Brooke Shields began her career as a model in 1966, at the age of 11 months. Her first job was for Ivory Soap, shot by Francesco Scavullo.She continued as a successful child model with model agent Eileen Ford, who, in her Lifetime Network biography, stated that she started her children’s division just for Shields.
In early 1980, the 14-year-old Shields was the youngest fashion model ever to appear on the cover of the top fashion publication Vogue magazine. Later that same year, Shields appeared in controversial print and TV ads for Calvin Klein jeans. The TV ad included her saying the famous tagline, “You want to know what comes between me and my Calvins? Nothing.” Brooke Shields ads would help catapult Klein’s career to super-designer status.
From 1981 to 1983, Brooke Shields, her mother, photographer Gary Gross, Playboy Press and the New York City Courts were involved in litigation over the rights to some photographs her mother had signed away to the photographer (when dealing with models who are also minors, a parent or legal guardian must sign such a release form while other agreements are subject to negotiation) which were originally intended to appear in a book titled Sugar and Spice to be published by Playboy Press.

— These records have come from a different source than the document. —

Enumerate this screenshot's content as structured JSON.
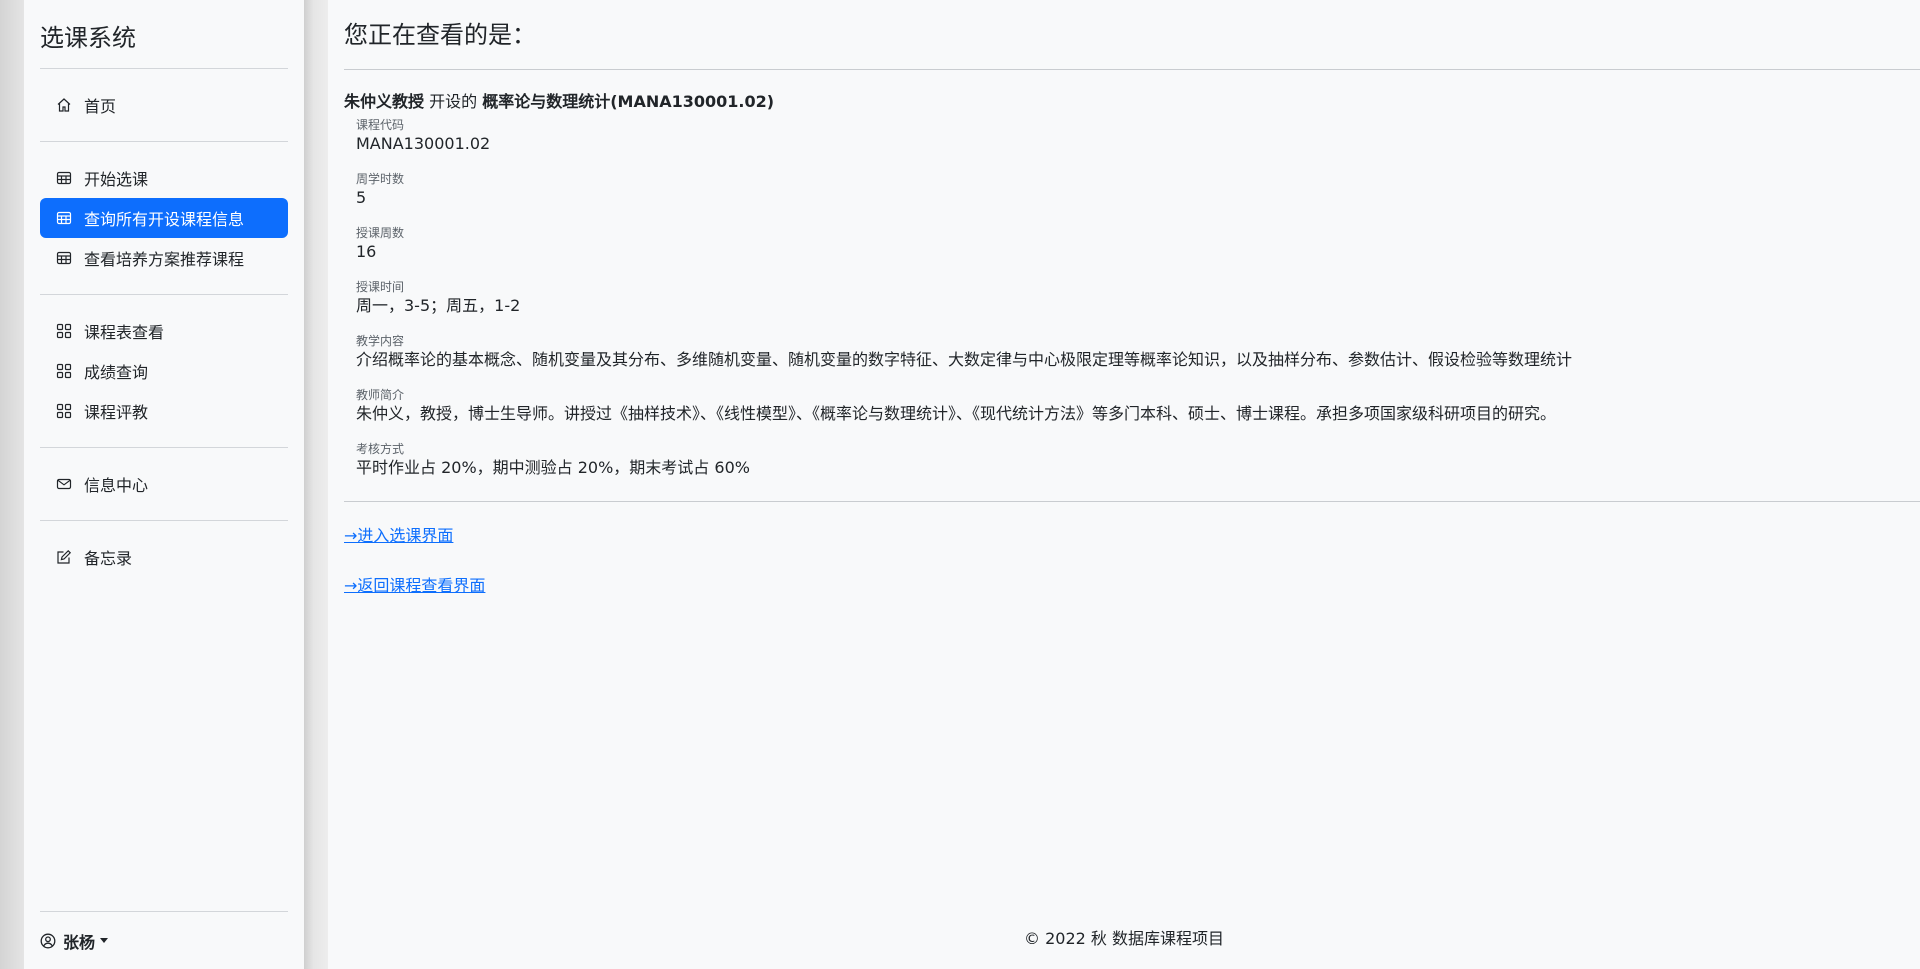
{
  "sidebar": {
    "brand": "选课系统",
    "groups": [
      [
        {
          "label": "首页",
          "icon": "home-icon"
        }
      ],
      [
        {
          "label": "开始选课",
          "icon": "table-icon"
        },
        {
          "label": "查询所有开设课程信息",
          "icon": "table-icon",
          "active": true
        },
        {
          "label": "查看培养方案推荐课程",
          "icon": "table-icon"
        }
      ],
      [
        {
          "label": "课程表查看",
          "icon": "grid-icon"
        },
        {
          "label": "成绩查询",
          "icon": "grid-icon"
        },
        {
          "label": "课程评教",
          "icon": "grid-icon"
        }
      ],
      [
        {
          "label": "信息中心",
          "icon": "envelope-icon"
        }
      ],
      [
        {
          "label": "备忘录",
          "icon": "pencil-square-icon"
        }
      ]
    ],
    "user": "张杨"
  },
  "main": {
    "title": "您正在查看的是：",
    "teacher": "朱仲义教授",
    "offer_text": "开设的",
    "course": "概率论与数理统计(MANA130001.02)",
    "fields": [
      {
        "label": "课程代码",
        "value": "MANA130001.02"
      },
      {
        "label": "周学时数",
        "value": "5"
      },
      {
        "label": "授课周数",
        "value": "16"
      },
      {
        "label": "授课时间",
        "value": "周一，3-5；周五，1-2"
      },
      {
        "label": "教学内容",
        "value": "介绍概率论的基本概念、随机变量及其分布、多维随机变量、随机变量的数字特征、大数定律与中心极限定理等概率论知识，以及抽样分布、参数估计、假设检验等数理统计"
      },
      {
        "label": "教师简介",
        "value": "朱仲义，教授，博士生导师。讲授过《抽样技术》、《线性模型》、《概率论与数理统计》、《现代统计方法》等多门本科、硕士、博士课程。承担多项国家级科研项目的研究。"
      },
      {
        "label": "考核方式",
        "value": "平时作业占 20%，期中测验占 20%，期末考试占 60%"
      }
    ],
    "link_enter": "→进入选课界面",
    "link_back": "→返回课程查看界面"
  },
  "footer": "© 2022 秋 数据库课程项目"
}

The courts ruled in favor of the photographer but due to a strange twist in New York law, it would have been otherwise had Brooke Shields been considered a child “performer” rather than a model
By the age of 16, Shields had become one of the most recognizable faces in the world, because of her dual career as a provocative fashion model and controversial child actress. TIME magazine reported, in its February 9, 1981, cover story, that her day rate as a model was $10,000. In 1983, Shields appeared on the cover of the September issue of Paris Vogue, the October and November issues of American Vogue and the December edition of Italian Vogue. During that period Shields became a regular at New York City’s nightclub Studio 54. In 2009, a naked picture of Brooke Shields, taken when she was 10, and included in a work by Richard Prince, Spiritual America, created a row. It was removed from an exhibition at the Tate Modern after a warning from the police.